Whether it was volunteering at the local public access television channel in Athens where she produced Kaleidoscope, a weekly show, caretaking her 6-page Word Press blog or squeezing out words for the library’s poetry and writing groups, her mind remained in a frenzy, searching for new ways of looking at things.
It is reported that even on weekly trips to Gallipolis, where she took her Downs Syndrome daughter to lunch Sundays, she drove with paper and pen on the car seat beside her to capture elusive poetry ideas. (Now that she’s gone that illegal practice can be recorded).
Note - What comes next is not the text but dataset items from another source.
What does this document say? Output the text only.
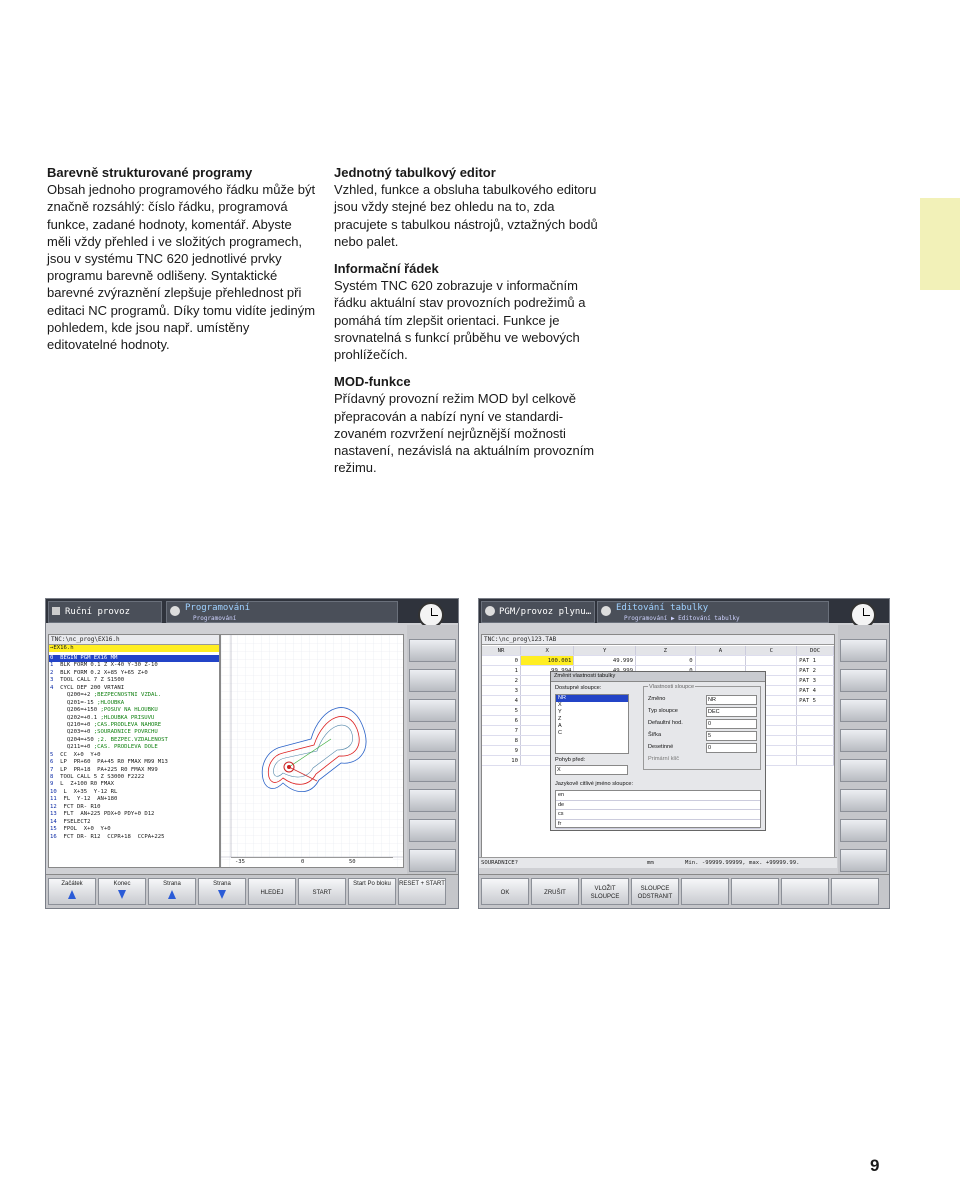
Barevně strukturované programy

Obsah jednoho programového řádku může být značně rozsáhlý: číslo řádku, programová funkce, zadané hodnoty, komentář. Abyste měli vždy přehled i ve složitých programech, jsou v systému TNC 620 jednotlivé prvky programu barevně odlišeny. Syntaktické barevné zvýraznění zlepšuje přehlednost při editaci NC programů. Díky tomu vidíte jediným pohledem, kde jsou např. umístěny editovatelné hodnoty.

Jednotný tabulkový editor

Vzhled, funkce a obsluha tabulkového editoru jsou vždy stejné bez ohledu na to, zda pracujete s tabulkou nástrojů, vztažných bodů nebo palet.

Informační řádek

Systém TNC 620 zobrazuje v informačním řádku aktuální stav provozních podrežimů a pomáhá tím zlepšit orientaci. Funkce je srovnatelná s funkcí průběhu ve webových prohlížečích.

MOD-funkce

Přídavný provozní režim MOD byl celkově přepracován a nabízí nyní ve standardi-zovaném rozvržení nejrůznější možnosti nastavení, nezávislá na aktuálním provozním režimu.

9
Ruční provoz	Programování
Programování
TNC:\nc_prog\EX16.h
→EX16.h
0 BEGIN PGM EX16 MM
1 BLK FORM 0.1 Z X-40 Y-30 Z-10
2 BLK FORM 0.2 X+85 Y+65 Z+0
3 TOOL CALL 7 Z S1500
4 CYCL DEF 200 VRTANI
Q200=+2 ;BEZPECNOSTNI VZDAL.
Q201=-15 ;HLOUBKA
Q206=+150 ;POSUV NA HLOUBKU
Q202=+0.1 ;HLOUBKA PRISUVU
Q210=+0 ;CAS.PRODLEVA NAHORE
Q203=+0 ;SOURADNICE POVRCHU
Q204=+50 ;2. BEZPEC.VZDALENOST
Q211=+0 ;CAS. PRODLEVA DOLE
5 CC  X+0  Y+0
6 LP  PR+60  PA+45 R0 FMAX M99 M13
7 LP  PR+18  PA+225 R0 FMAX M99
8 TOOL CALL 5 Z S3000 F2222
9 L  Z+100 R0 FMAX
10 L  X+35  Y-12 RL
11 FL  Y-12  AN+180
12 FCT DR- R10
13 FLT  AN+225 PDX+0 PDY+0 D12
14 FSELECT2
15 FPOL  X+0  Y+0
16 FCT DR- R12  CCPR+18  CCPA+225
-35	0	50
Začátek	Konec	Strana	Strana
HLEDEJ	START
Start Po bloku	RESET + START
PGM/provoz plynu…	Editování tabulky
Programování ▶ Editování tabulky
TNC:\nc_prog\123.TAB
NR	X	Y	Z	A	C	DOC
0	100.001	49.999	0			PAT 1
1						PAT 2
2						PAT 3
3						PAT 4
4						PAT 5
5						
6						
7						
8						
9						
10						
Změnit vlastnosti tabulky
Dostupné sloupce:
NR
X
Y
Z
A
C
Pohyb před:
X
Vlastnosti sloupce
Změno	NR
Typ sloupce	DEC
Defaultní hod.	0
Šířka	5
Desetinné	0
Primární klíč
Jazykově citlivé jméno sloupce:
en
de
cs
fr
SOURADNICE?	mm	Min. -99999.99999, max. +99999.99.
OK	ZRUŠIT
VLOŽIT SLOUPCE
SLOUPCE ODSTRANIT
Nan was of the old, old school, growing up in a world of mechanical typewriters. The advent of wires, cords, connectors, monitors, mice and internet passwords caught her unawares and it was with grim determination that she cautiously inched her way into the computer age. Once on its threshold, she rushed to self-publish three books, which comprise her legacy, along with the refurbished hp and other “stuff” that occupied her home office.
Rumors that she was not a good housekeeper are apparently true, as we discovered on our post-mortem visit.
Incidentally, as an aside, the germ of this obituary was conceived on the Nustep machine at Heart Works in Athens, Ohio, the day after her first and last poetry group session.
And now it can be told: her password, which is etched on her tombstone, was “hairballs”.
*She was always cagey about her age. She could have been 80.